Lá atrás, bem no início do atual processo eleitoral, havia várias certezas e poucas dúvidas.

Lá atrás, bem no início do atual processo eleitoral, havia várias certezas e poucas dúvidas. A primeira delas é que a candidatura de Edson Giroto (PMDB) poderia ser vitoriosa no primeiro turno em Campo Grande.

Os dados objetivos lhe eram favoráveis: tempo de sobra no horário eleitoral gratuito, apoio do governador Puccinelli e do prefeito Nelson Trad Filho (com respectivas administrações bem avaliadas), recursos disponíveis, adversários fragilizados, enfim, elementos que dão a qualquer campanha  margem segura para vencer com amplo apoio da maioria dos eleitores.

Claro, há o imponderável, mas quem conta com vantagens objetivas tão relevantes certamente elabora estratégias que garantem o sucesso da empreitada, mesmo que surjam adversidades aqui e ali.
Assim, o processo foi-se adensando. Com base em avaliações consolidadas provenientes de pesquisas, palpites, sensações, havia seguidas confirmações das certezas governistas e negação das dúvidas geradas pela coalização oposicionista, tendo em Alcides Bernal (PP), Reinaldo Azambuja (PSDB) e Vander Loubet (PT) apenas a vontade comum de fracionar o eleitorado e levar a eleição ao segundo turno.

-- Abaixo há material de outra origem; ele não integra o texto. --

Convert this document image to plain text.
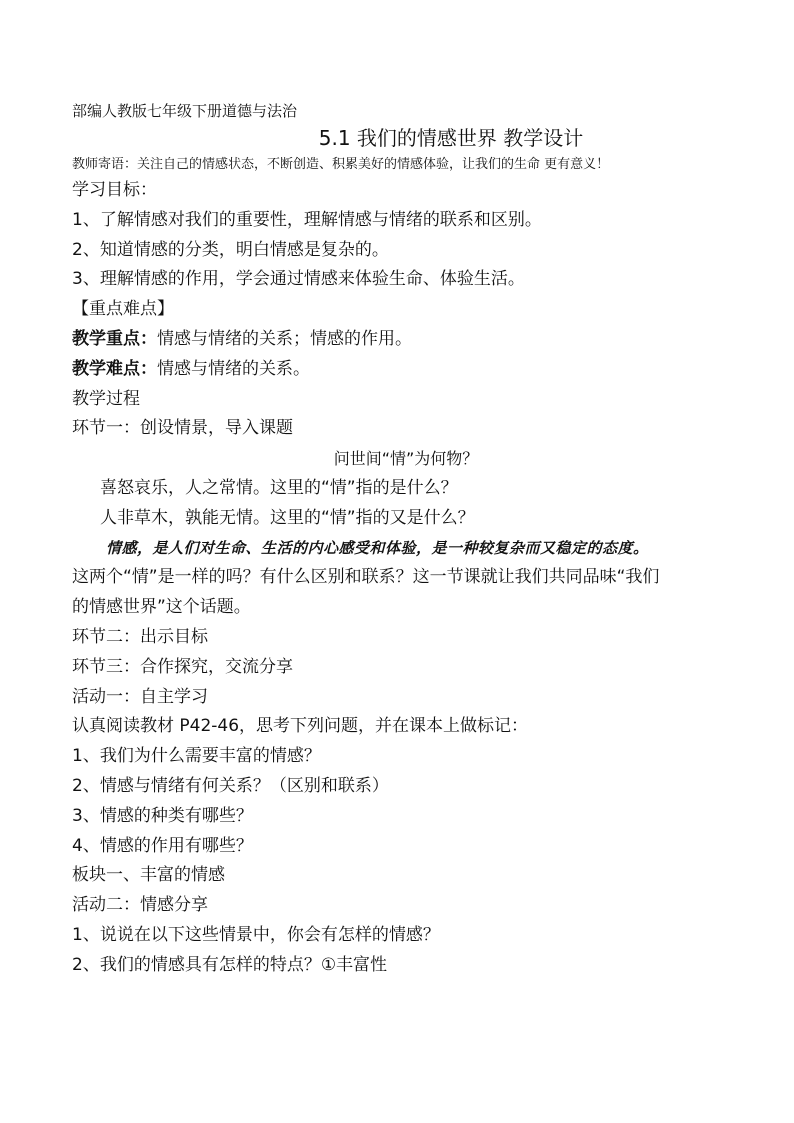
部编人教版七年级下册道德与法治
5.1 我们的情感世界 教学设计
教师寄语：关注自己的情感状态，不断创造、积累美好的情感体验，让我们的生命 更有意义！
学习目标：
1、了解情感对我们的重要性，理解情感与情绪的联系和区别。
2、知道情感的分类，明白情感是复杂的。
3、理解情感的作用，学会通过情感来体验生命、体验生活。
【重点难点】
教学重点：情感与情绪的关系；情感的作用。
教学难点：情感与情绪的关系。
教学过程
环节一：创设情景，导入课题
问世间“情”为何物？
喜怒哀乐，人之常情。这里的“情”指的是什么？
人非草木，孰能无情。这里的“情”指的又是什么？
情感，是人们对生命、生活的内心感受和体验，是一种较复杂而又稳定的态度。
这两个“情”是一样的吗？有什么区别和联系？这一节课就让我们共同品味“我们
的情感世界”这个话题。
环节二：出示目标
环节三：合作探究，交流分享
活动一：自主学习
认真阅读教材 P42-46，思考下列问题，并在课本上做标记：
1、我们为什么需要丰富的情感？
2、情感与情绪有何关系？（区别和联系）
3、情感的种类有哪些？
4、情感的作用有哪些？
板块一、丰富的情感
活动二：情感分享
1、说说在以下这些情景中，你会有怎样的情感？
2、我们的情感具有怎样的特点？①丰富性
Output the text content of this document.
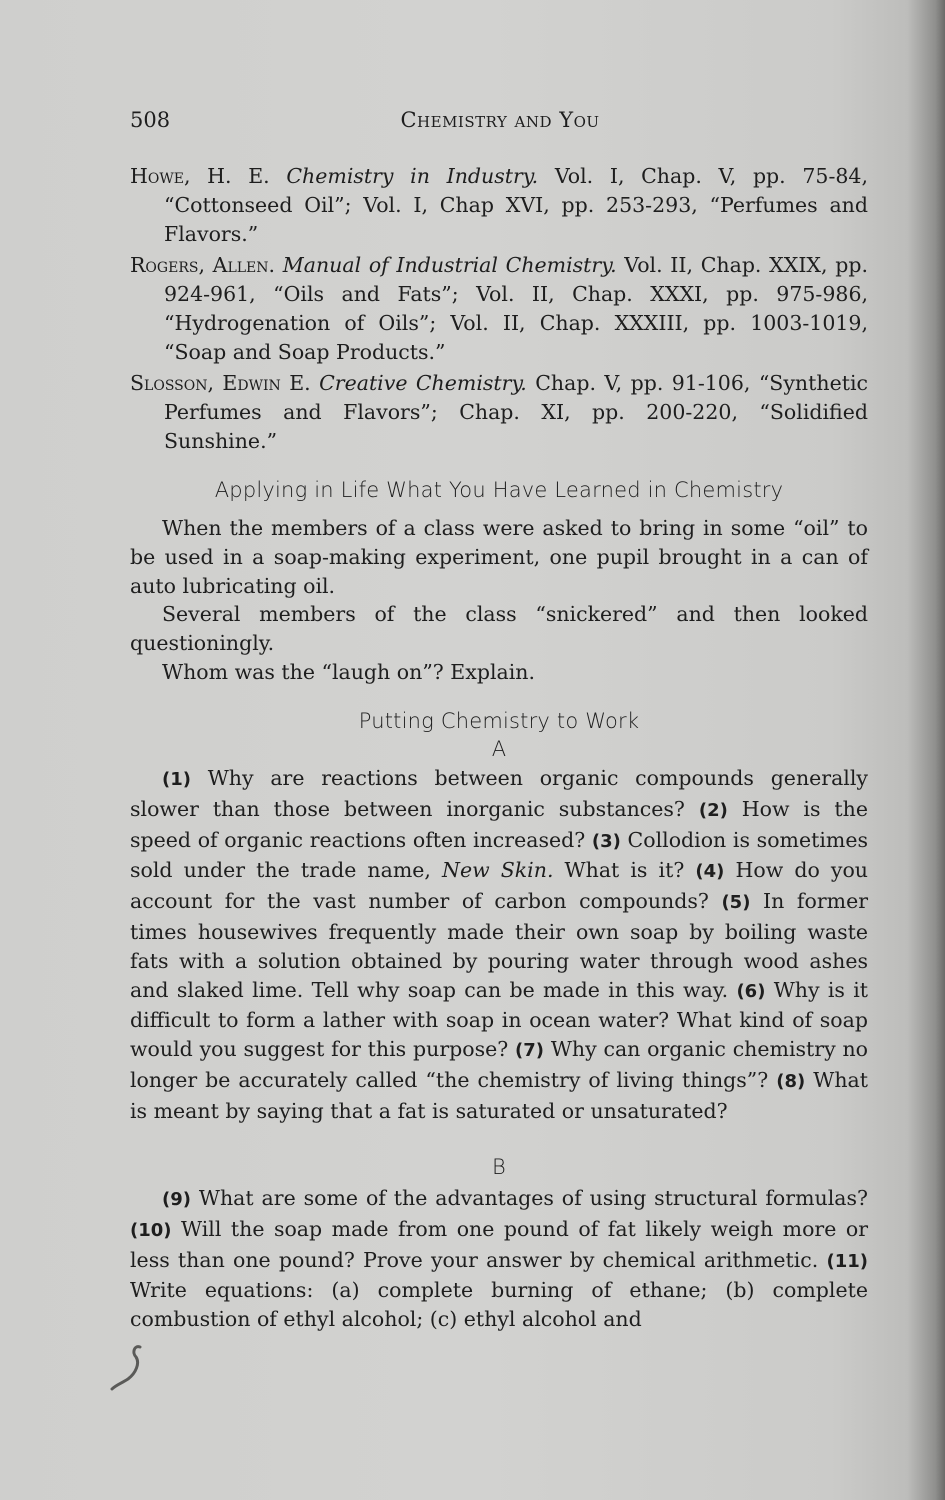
508	Chemistry and You
Howe, H. E. Chemistry in Industry. Vol. I, Chap. V, pp. 75-84, “Cottonseed Oil”; Vol. I, Chap XVI, pp. 253-293, “Perfumes and Flavors.”
Rogers, Allen. Manual of Industrial Chemistry. Vol. II, Chap. XXIX, pp. 924-961, “Oils and Fats”; Vol. II, Chap. XXXI, pp. 975-986, “Hydrogenation of Oils”; Vol. II, Chap. XXXIII, pp. 1003-1019, “Soap and Soap Products.”
Slosson, Edwin E. Creative Chemistry. Chap. V, pp. 91-106, “Synthetic Perfumes and Flavors”; Chap. XI, pp. 200-220, “Solidified Sunshine.”
Applying in Life What You Have Learned in Chemistry

When the members of a class were asked to bring in some “oil” to be used in a soap-making experiment, one pupil brought in a can of auto lubricating oil.

Several members of the class “snickered” and then looked questioningly.

Whom was the “laugh on”? Explain.

Putting Chemistry to Work
A

(1) Why are reactions between organic compounds generally slower than those between inorganic substances? (2) How is the speed of organic reactions often increased? (3) Collodion is sometimes sold under the trade name, New Skin. What is it? (4) How do you account for the vast number of carbon compounds? (5) In former times housewives frequently made their own soap by boiling waste fats with a solution obtained by pouring water through wood ashes and slaked lime. Tell why soap can be made in this way. (6) Why is it difficult to form a lather with soap in ocean water? What kind of soap would you suggest for this purpose? (7) Why can organic chemistry no longer be accurately called “the chemistry of living things”? (8) What is meant by saying that a fat is saturated or unsaturated?

B

(9) What are some of the advantages of using structural formulas? (10) Will the soap made from one pound of fat likely weigh more or less than one pound? Prove your answer by chemical arithmetic. (11) Write equations: (a) complete burning of ethane; (b) complete combustion of ethyl alcohol; (c) ethyl alcohol and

A hipótese era improvável. Só a soma de muitos erros (com excesso de arrogância, dissidência interna, traições pontuais, marketing mal feito, políticas negativas,  atitudes erráticas de protagonistas do processo e leituras equivocadas das demandas da sociedade) poderia levar a resultados adversos da candidatura de Giroto.
 
Foi o que aconteceu. O resultado final desnorteou toda a gama de certezas governistas e agora coloca só dúvidas no processo de escolha do futuro prefeito da Capital. A realização do segundo turno em Campo Grande – fato novo na nossa política – entre Alcides Bernal ( que ganhou dianteira tranquila com mais de 40% dos votos válidos) e Giroto ( que teve 27%, mas quase ficou de fora pelo crescimento surpreendente de Azambuja, que fechou com mais de 25% de preferência), abre um grande dilema: optar por algo que tem jeitão de aventureirismo (guardadas as diferenças, do tipo Ari Artuzzi, em tempos passados em Dourados) ou escolher um continuísmo que deu demonstrações de não ter compreendido a nova realidade política que vem se desenhando na cidade e talvez no País.
 
Na contabilização dos erros, entre muitas coisas, ficou claro que o PMDB não vence em Campo Grande sem estar umbilicalmente unido ao PSDB/PPS. A escolha do vice de Giroto, o ex-deputado Dagoberto Nogueira, não foi, decididamente, um acerto político; a mão pesada de Puccinelli, que antes tinha até um viés folclórico e engraçado, cansou. Acho que o governador deve compreender com a máxima generosidade possível que o tempo do "manda quem pode, obedece quem tem juízo" já terminou há mais de 15 anos. A influência política do prefeito Nelson Trad Filho na cidade é pífia. As avaliações dos institutos de pesquisa sobre sua gestão devem ser reavaliadas, pois é mais do que evidente que ele é uma figura com intensos desgastes políticos e pessoais.
 
Diante disso, o caso de Alcides Bernal surge quase como uma narrativa romanesca de Gabriel Garcia Marques: todos sabem que vai dar errado caso ele seja eleito, mas a força do autoengano é tamanha que se prefere pagar para ver do que dar o braço a torcer para o esquema hegemônico criado por Puccinelli e pelo PMDB. A cidade pagará um preço caro por isso, mas o que se há de fazer quando a eleição se torna um processo de vingança contra tiranos imaginários?
 
Notem: neste segundo turno, no programa eleitoral da TV, Bernal tenta não se mexer muito, não criar marola, com a ideia fixa de que se passar batido, sem que se levante suspeita sobre o vazio penetrante de suas "propostas",  ele vence a eleição por inércia. Giroto optou por fazer longas entrevistas, mostrando-se um candidato com personalidade própria. No limite, ele parece estar fazendo sessões de psicanálise para encontrar o seu eixo. Vai dar certo? Não se sabe.
 
Agora, as certezas e as dúvidas se amalgamam numa fumaça densa que coloca o eleitor no meio do nada. Numericamente, Bernal tem mais chances de ser eleito. Giroto só tem um caminho: politizar o debate e desconstruir de maneira convincente seu adversário. Dará tempo? Nesse caso, só há uma resposta: tudo é possível no mundo das impossibilidades sonhadas.